Content By Devops .com

Lightrun today announced it has made its namesake debugging tools available for applications deployed in on-premises IT environments that, for one reason or another, can’t be deployed on a cloud platform.

lan Peleg, CEO of Lightrun, said Lightrun is unique in that software teams can capture live production data from software installed on their customers’ sites via a set of command line interfaces (CLIs). That approach eliminates the need for the end customer to set up a separate environment to troubleshot an application, said Peleg.

Instead, software teams can troubleshoot their software without requiring on-site visits by support engineers or even a phone call, Peleg said.

Lightrun makes it possible to add logs, virtual “breakpoints” and metrics while an application is running. Those capabilities are critical because many applications are not fully instrumented. Lightrun makes it simpler to triage issues by adding a missing log line, instrumenting a new metric or taking a snapshot of an application as it runs in a production environment. Those capabilities make it possible to find bottlenecks and errors without requiring the application to stop running.

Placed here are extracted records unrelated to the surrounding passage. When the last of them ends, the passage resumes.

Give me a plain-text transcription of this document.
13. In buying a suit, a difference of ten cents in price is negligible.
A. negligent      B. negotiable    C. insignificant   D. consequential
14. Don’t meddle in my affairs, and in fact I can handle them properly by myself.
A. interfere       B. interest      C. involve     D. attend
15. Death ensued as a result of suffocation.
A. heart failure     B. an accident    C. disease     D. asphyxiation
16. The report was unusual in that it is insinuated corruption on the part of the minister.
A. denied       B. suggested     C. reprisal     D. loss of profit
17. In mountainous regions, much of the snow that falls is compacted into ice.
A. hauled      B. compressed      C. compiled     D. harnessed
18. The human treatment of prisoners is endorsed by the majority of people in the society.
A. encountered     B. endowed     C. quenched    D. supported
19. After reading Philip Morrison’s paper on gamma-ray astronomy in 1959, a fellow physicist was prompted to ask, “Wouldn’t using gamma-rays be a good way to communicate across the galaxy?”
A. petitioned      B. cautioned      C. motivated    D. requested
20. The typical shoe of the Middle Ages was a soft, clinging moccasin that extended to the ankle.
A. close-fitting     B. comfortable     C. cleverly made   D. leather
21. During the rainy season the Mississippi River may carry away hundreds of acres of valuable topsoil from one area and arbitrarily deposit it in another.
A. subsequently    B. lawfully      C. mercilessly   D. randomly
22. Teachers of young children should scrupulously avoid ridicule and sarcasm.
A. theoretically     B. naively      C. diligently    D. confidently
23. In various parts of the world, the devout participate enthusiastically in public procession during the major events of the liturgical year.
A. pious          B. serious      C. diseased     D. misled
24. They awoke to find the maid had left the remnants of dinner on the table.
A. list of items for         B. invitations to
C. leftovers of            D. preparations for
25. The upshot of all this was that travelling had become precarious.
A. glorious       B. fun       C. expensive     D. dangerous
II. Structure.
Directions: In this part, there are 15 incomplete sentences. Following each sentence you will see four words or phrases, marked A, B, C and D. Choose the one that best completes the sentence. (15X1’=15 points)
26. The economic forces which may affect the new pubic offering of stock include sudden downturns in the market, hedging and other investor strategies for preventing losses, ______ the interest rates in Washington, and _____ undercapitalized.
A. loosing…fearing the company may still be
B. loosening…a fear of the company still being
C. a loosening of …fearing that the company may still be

The performance impacts of Lightrun range from tens to hundreds of microseconds per invocation to minimize overhead, Peleg said.

In general, Peleg said, debugging applications is becoming more challenging. Monolithic applications continue to grow in size while emerging microservices-based applications have dependencies that make them challenging to debug. Many organizations are employing application performance management (APM) platforms and other observability tools to try and address these issues. However, those platforms require IT teams to continuously collect data, and even then there is no guarantee the insights needed to troubleshoot an application will be surfaced. Lightrun, conversely, makes it possible for developers to troubleshoot an application and capture the metrics needed in real-time. That data can then be shared with an APM platform to make it easier to address similar issues if required, Peleg said.

As developers become more accountable for application performance, many of them are not going to want to employ the same tools and processes that IT operations teams have historically relied on. Lightrun provides a lighter-weight approach to troubleshooting applications, within the context of a DevOps workflow, that doesn’t require as much overhead, said Peleg.

Although observability is a core DevOps principle, many organizations have been unable to achieve it in a meaningful way. There is no shortage of tools for monitoring IT environments, but correlating all the data those tools generate is problematic. It’s not uncommon for organizations to spend weeks trying to identify the source of an issue that only takes a few minutes to fix. Now that developers are assuming more responsibility for managing the entire lifecycle of an application it is likely different approaches to achieving observability will be considered.

In the meantime, as the number of applications deployed in production environments continues to increase, different approaches to debugging software will be required. Otherwise, at the current rate of deployment, it won’t be long before developers find themselves spending most of their time debugging existing applications, versus actually writing new code.